Entzündungen der Mandeln sind häufige und belastende Erkrankungen. Es ist wichtig, eine Mandelentzündung früh zu erkennen, um sie zu behandeln oder einen Arzt aufzusuchen. Wird eine Mandelentzündung rechtzeitig behandelt, lassen sich die Beschwerden effektiv bekämpfen.


Quellen:


Windfuhr, J. P., Toepfner, N., Steffen, G., Waldfahrer, F., & Berner, R. (2016). Clinical practice guideline: tonsillitis I. Diagnostics and nonsurgical management. European Archives of Oto-Rhino-Laryngology, 1-15. Link: http://link.springer.com/article/10.1007/s00405-015-3872-6 (Abstract, voller Text nur mit speziellem Zugang abrufbar), aufgerufen am 20.01.16


Boenninghaus, H. G., & Lenarz, T. (2007). HNO. Hals-Nasen-Ohrenheilkunde.

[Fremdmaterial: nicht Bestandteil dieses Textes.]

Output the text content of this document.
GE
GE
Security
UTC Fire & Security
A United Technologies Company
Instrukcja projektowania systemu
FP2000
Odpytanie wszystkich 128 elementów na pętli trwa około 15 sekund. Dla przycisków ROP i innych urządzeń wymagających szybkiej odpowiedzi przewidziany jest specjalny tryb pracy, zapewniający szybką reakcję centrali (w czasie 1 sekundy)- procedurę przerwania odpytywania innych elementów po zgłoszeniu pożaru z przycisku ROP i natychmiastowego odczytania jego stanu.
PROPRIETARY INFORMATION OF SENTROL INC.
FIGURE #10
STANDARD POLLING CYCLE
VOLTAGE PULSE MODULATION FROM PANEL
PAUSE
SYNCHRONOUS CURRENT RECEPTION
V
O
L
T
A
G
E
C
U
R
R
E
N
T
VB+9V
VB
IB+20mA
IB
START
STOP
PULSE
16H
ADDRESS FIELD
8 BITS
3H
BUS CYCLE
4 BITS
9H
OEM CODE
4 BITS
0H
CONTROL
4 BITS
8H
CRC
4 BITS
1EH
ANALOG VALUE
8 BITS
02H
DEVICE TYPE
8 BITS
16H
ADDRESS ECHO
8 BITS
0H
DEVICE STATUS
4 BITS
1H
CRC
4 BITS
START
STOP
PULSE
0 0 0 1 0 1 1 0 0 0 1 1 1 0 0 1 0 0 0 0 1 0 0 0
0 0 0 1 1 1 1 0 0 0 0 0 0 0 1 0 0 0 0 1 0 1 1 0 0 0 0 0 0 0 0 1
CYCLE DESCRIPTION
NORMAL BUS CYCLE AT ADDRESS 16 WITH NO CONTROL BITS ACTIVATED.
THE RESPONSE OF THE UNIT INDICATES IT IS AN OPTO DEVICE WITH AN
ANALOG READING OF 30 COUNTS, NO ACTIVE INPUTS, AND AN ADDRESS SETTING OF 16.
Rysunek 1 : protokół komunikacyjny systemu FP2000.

Millington, A. J., & Phillips, J. S. (2014). Current trends in tonsillitis and tonsillectomy. Annals of The Royal College of Surgeons of England, 96(8), 586-589. Link: http://publishing.rcseng.ac.uk/doi/10.1308/003588414X13946184901966, aufgerufen am 20.01.16


Stelter, K. (2014). Tonsillitis and sore throat in children. GMS current topics in otorhinolaryngology, head and neck surgery, 13. Link: http://www.ncbi.nlm.nih.gov/pmc/articles/PMC4273168/pdf/CTO-13-07.pdf, aufgerufen am 21.01.16




Wichtiger Hinweis: Dieser Artikel beinhaltet lediglich allgemeine Hinweise und Beschreibungen zum Thema Mandelentzündung. Er eignet sich nicht zur Selbstdiagnose oder -behandlung und kann einen Arztbesuch auf keinen Fall ersetzen.